The second part of the project involves extending NicheNet to take advantage of the wealth of information provided in spatial transcriptomics and longitudinal data. The main idea here is to exploit the expected covariance between ligand-receptor expression and target gene expression. For spatial data, we expect that real target genes of ligand-receptor pairs will show higher expression in cells that are physically close to cells that show high expression of the ligand-receptor pair. For temporal data, we expect to observe a delay in time between an increase in ligand-receptor expression in sender cells and an increase in target gene expression in receiver cells. Because some target genes that are induced at an early timepoint will encode for ligands or receptors that might be involved in cell-cell communication at a later timepoint, we might start inferring intercellular signaling feedback and cascade mechanisms over time. In the hope of better discriminating between merely expression correlation between ligand-receptor pairs and target genes, we will use the improved NicheNet model to find links that are supported by plausible prior knowledge.

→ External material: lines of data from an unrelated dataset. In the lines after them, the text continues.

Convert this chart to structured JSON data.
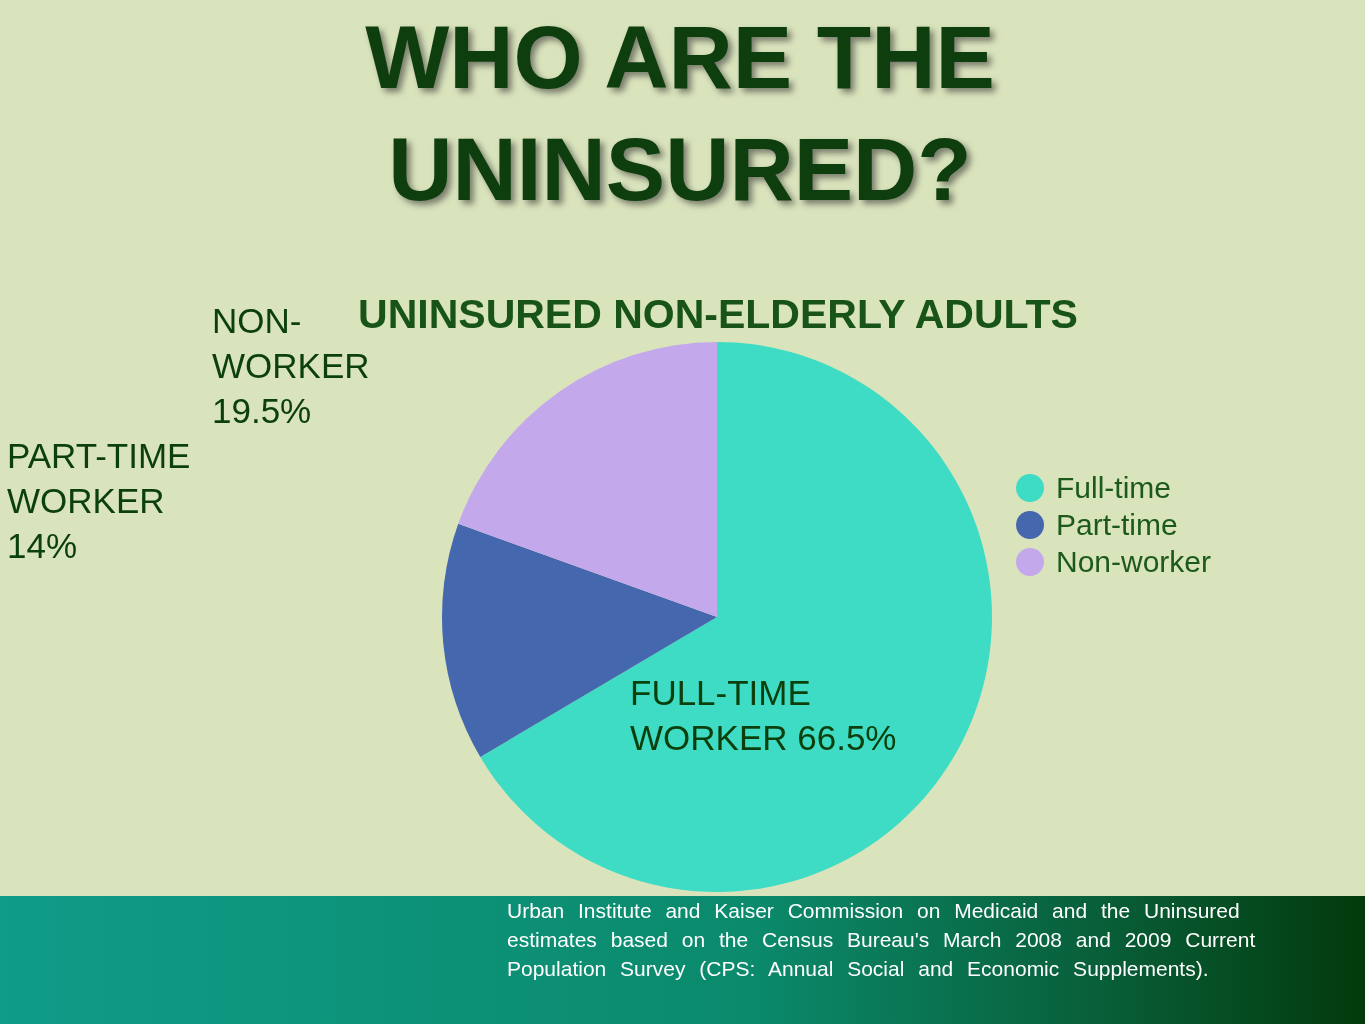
{
  "chart_data": {
    "type": "pie",
    "title": "WHO ARE THE UNINSURED?",
    "subtitle": "UNINSURED NON-ELDERLY ADULTS",
    "categories": [
      "Full-time",
      "Part-time",
      "Non-worker"
    ],
    "values": [
      66.5,
      14,
      19.5
    ],
    "colors": [
      "#3edcc4",
      "#4467ae",
      "#c4a8ec"
    ],
    "value_labels": [
      "FULL-TIME WORKER 66.5%",
      "PART-TIME WORKER 14%",
      "NON-WORKER 19.5%"
    ],
    "legend": "right",
    "annotations": [
      "Urban Institute and Kaiser Commission on Medicaid and the Uninsured estimates based on the Census Bureau's March 2008 and 2009 Current Population Survey (CPS: Annual Social and Economic Supplements)."
    ]
  }
}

How it will affect the broader field
We anticipate a substantial interplay between this computational framework and wet-lab experimental work. First, NicheNet generates hypotheses from omics data to guide wet-lab validation of potentially crucial cell-cell communication patterns in the system under study. In the other direction, NicheNet will greatly benefit from ongoing efforts in experimentally determining downstream effects of important mediators in cell-cell communication (e.g., through CRISPR screens). The power of the approach is that the more and better prior knowledge becomes available, the better cell-cell communication patterns will be deciphered from omics data of interacting cells. In the end, we hereby hope to contribute to an improved understanding of the role of cell-cell signaling in health and disease.